Retour au travail forcé chez Air Canada - Le gouvernement fédéral a fait fi de l'avis de ses fonctionnaires

Ottawa — Les conservateurs semblent avoir fait la sourde oreille à l'avis de fonctionnaires fédéraux qui ont pressé Ottawa d'utiliser avec parcimonie les lois spéciales pour forcer le retour au travail des employés lors de conflits à Air Canada, a appris La Presse canadienne.

Dans un rapport confidentiel, des hauts fonctionnaires du ministère des Ressources humaines et du Développement des compétences ont conseillé au gouvernement de Stephen Harper de faire preuve de prudence lorsque vient le temps d'utiliser ce puissant outil législatif. Leur recommandation faisait écho à la grève des agents du service à la clientèle et des ventes, déclenchée en juin 2011.

La Presse canadienne a obtenu copie du rapport confidentiel, daté du 21 juillet, grâce à la Loi d'accès à l'information.

Des hauts fonctionnaires y exhortent les conservateurs à utiliser en cas d'urgence seulement une loi forçant le retour au travail d'employés en grève.
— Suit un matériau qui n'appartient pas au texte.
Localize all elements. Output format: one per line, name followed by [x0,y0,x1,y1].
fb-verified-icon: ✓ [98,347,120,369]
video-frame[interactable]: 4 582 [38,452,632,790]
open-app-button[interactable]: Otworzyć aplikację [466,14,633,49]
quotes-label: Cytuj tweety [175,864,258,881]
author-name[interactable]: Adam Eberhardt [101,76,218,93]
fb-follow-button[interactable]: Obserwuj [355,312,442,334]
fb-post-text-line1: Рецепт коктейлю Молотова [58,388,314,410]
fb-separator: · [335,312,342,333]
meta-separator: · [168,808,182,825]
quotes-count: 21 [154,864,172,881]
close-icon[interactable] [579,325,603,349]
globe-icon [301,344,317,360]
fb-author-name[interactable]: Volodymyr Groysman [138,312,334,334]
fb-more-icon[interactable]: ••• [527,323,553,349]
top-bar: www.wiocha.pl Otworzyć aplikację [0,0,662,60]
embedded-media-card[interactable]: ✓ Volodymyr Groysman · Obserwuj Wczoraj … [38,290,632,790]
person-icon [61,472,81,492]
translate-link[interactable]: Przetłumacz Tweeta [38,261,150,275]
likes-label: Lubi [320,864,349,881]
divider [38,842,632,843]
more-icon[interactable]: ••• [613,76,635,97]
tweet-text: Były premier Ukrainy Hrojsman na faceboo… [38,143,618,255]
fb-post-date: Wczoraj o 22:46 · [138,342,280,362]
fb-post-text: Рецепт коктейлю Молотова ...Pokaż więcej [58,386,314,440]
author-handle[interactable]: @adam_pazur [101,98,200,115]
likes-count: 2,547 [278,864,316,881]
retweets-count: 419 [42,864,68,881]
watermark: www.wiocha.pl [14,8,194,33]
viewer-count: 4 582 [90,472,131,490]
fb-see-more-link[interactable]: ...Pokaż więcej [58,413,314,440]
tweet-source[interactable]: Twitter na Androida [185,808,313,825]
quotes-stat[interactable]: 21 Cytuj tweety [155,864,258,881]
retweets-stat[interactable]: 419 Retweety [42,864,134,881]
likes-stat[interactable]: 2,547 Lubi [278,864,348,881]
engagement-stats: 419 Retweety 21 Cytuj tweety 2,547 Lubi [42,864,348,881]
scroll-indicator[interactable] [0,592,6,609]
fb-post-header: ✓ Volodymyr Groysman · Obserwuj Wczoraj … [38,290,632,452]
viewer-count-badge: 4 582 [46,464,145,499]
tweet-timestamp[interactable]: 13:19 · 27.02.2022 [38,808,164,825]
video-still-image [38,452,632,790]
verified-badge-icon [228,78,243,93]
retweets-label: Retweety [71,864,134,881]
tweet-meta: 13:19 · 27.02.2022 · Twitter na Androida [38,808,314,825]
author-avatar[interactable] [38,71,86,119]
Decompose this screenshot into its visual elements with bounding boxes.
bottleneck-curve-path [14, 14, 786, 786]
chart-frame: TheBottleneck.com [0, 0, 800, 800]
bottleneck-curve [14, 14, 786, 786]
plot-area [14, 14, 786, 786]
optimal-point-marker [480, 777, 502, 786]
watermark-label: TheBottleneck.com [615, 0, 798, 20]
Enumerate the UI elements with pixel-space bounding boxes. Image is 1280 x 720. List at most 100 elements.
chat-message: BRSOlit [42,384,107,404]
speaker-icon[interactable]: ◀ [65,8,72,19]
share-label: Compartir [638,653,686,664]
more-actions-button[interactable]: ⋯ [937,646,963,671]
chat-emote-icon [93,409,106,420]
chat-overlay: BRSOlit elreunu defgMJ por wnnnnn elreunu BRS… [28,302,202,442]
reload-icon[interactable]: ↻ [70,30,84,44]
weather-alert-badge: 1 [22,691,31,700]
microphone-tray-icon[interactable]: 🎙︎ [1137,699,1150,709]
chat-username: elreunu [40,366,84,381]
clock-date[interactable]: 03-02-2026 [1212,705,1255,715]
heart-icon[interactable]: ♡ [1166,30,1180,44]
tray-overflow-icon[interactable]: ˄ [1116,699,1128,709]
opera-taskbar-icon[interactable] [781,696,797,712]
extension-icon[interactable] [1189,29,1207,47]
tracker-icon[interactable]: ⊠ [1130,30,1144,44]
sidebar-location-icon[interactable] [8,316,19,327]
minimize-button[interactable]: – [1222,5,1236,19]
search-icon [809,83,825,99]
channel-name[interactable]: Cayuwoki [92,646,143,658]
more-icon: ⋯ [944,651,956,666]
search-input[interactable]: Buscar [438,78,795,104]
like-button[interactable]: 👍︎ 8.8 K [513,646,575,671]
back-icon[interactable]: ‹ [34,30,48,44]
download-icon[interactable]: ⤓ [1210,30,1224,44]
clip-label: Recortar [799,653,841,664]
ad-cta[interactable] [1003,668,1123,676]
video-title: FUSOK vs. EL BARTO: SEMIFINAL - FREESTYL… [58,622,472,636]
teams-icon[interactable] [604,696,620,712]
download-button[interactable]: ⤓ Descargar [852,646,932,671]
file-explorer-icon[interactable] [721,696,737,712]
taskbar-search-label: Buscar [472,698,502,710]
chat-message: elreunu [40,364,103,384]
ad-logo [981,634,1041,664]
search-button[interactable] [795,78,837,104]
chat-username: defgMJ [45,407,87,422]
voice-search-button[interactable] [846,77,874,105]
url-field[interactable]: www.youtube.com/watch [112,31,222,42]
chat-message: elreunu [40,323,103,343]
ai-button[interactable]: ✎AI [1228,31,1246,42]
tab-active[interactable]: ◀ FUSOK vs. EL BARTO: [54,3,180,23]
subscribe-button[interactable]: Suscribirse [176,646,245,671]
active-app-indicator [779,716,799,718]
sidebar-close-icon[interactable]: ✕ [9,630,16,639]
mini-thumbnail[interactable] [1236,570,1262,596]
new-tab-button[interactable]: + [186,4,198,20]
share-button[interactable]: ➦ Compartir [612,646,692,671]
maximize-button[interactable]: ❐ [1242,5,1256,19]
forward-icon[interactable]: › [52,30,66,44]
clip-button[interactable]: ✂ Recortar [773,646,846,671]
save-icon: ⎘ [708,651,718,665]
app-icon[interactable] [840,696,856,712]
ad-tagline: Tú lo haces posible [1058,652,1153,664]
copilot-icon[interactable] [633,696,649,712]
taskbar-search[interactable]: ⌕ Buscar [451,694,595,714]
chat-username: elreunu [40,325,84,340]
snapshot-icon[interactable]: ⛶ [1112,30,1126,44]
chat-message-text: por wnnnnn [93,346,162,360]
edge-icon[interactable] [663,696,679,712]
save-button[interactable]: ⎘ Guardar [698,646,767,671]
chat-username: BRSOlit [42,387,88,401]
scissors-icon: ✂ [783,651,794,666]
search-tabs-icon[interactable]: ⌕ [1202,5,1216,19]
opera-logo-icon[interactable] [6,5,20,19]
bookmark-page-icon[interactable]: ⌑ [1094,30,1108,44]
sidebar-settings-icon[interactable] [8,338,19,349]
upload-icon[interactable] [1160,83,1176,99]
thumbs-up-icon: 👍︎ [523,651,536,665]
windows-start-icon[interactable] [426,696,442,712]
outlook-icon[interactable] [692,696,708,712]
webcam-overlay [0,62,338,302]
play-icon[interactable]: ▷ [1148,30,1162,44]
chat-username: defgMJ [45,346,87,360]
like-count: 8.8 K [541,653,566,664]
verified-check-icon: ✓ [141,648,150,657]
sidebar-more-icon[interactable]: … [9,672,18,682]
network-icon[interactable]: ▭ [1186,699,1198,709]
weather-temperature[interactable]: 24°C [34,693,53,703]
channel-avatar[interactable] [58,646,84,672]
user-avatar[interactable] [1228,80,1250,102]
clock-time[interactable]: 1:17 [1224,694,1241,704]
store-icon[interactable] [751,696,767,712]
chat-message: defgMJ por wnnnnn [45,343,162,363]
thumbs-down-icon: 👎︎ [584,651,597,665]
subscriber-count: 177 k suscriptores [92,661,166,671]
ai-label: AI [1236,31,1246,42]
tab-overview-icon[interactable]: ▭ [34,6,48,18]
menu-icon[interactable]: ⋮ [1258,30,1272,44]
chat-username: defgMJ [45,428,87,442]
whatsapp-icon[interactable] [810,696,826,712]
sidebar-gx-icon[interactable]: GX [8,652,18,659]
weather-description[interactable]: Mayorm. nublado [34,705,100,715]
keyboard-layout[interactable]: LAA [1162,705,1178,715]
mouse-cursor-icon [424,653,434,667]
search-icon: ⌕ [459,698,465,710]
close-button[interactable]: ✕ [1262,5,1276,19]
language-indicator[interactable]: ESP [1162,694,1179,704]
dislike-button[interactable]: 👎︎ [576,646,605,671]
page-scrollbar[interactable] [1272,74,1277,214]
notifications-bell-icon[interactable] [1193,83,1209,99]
Les fonctionnaires étaient d'avis que la grève des agents du service à la clientèle ne représentait rien de plus qu'un irritant pour les voyageurs.

«Cette option doit être utilisée uniquement dans des cas extrêmes, lorsque les impacts sur l'économie nationale sont sérieux. Dans ce cas-ci, il s'agirait plutôt d'un inconvénient pour les voyageurs, qui devraient alors se tourner vers d'autres moyens de transport pour leurs déplacements», indique-t-on dans le document.

Ce conseil avait été émis après que la ministre fédérale du Travail, Lisa Raitt, eut déposé son projet de loi spéciale pour forcer le retour au travail des agents du service à la clientèle d'Air Canada. Les deux parties étaient finalement parvenues à une entente avant que la loi ne soit appliquée.

Quelques mois plus tard, la ministre Raitt était revenue à la charge en brandissant à nouveau la menace d'une loi spéciale lorsque les agents de bord d'Air Canada ont laissé entendre qu'ils pourraient déclencher une grève. Elle a aussi tenté d'éviter une grève en confiant le dossier au Conseil canadien des relations industrielles, alléguant des craintes pour la santé et la sécurité advenant un arrêt de travail. Le principal arbitre avait alors imposé la dernière offre qu'avaient rejetée les agents de bord.

Plus tôt ce mois-ci, la Chambre des communes a adopté une loi touchant deux conflits de travail avec les 3000 pilotes et les 8600 mécaniciens, bagagistes et agents de fret d'Air Canada, devant les menaces d'un lock-out et d'une grève, respectivement. Le Parlement envoie maintenant les parties en arbitrage exécutoire.

Les pilotes d'Air Canada ont annoncé hier qu'ils contestent en Cour supérieure de l'Ontario la validité de la loi fédérale qui les prive de leur droit de grève, invoquant la Charte canadienne des droits et libertés.

Une porte-parole de la ministre Raitt n'a pas répondu précisément, hier, aux interrogations sur l'usage des lois spéciales par le gouvernement conservateur. «Notre gouvernement agit pour servir au mieux l'intérêt de la population et de l'économie nationale», a écrit Ashley Kelahear dans un courriel. Elle n'a pas répondu à une question précise sur le rapport des hauts fonctionnaires.

Le rapport du ministère des Ressources humaines et du Développement des compétences fournit plusieurs scénarios pour régler les conflits, dont la loi spéciale forçant le retour au travail. Parmi les autres options figurent la médiation, la convocation au bureau du ministre du Travail, l'arbitrage exécutoire, la tenue obligatoire d'un vote sur une offre patronale, et le recours au Conseil canadien des relations industrielles.

Les conservateurs ont aussi fait adopter à la Chambre des communes, en juin 2011, une loi ordonnant le retour au travail de 48 000 employés de Postes Canada mis en lock-out par l'employeur.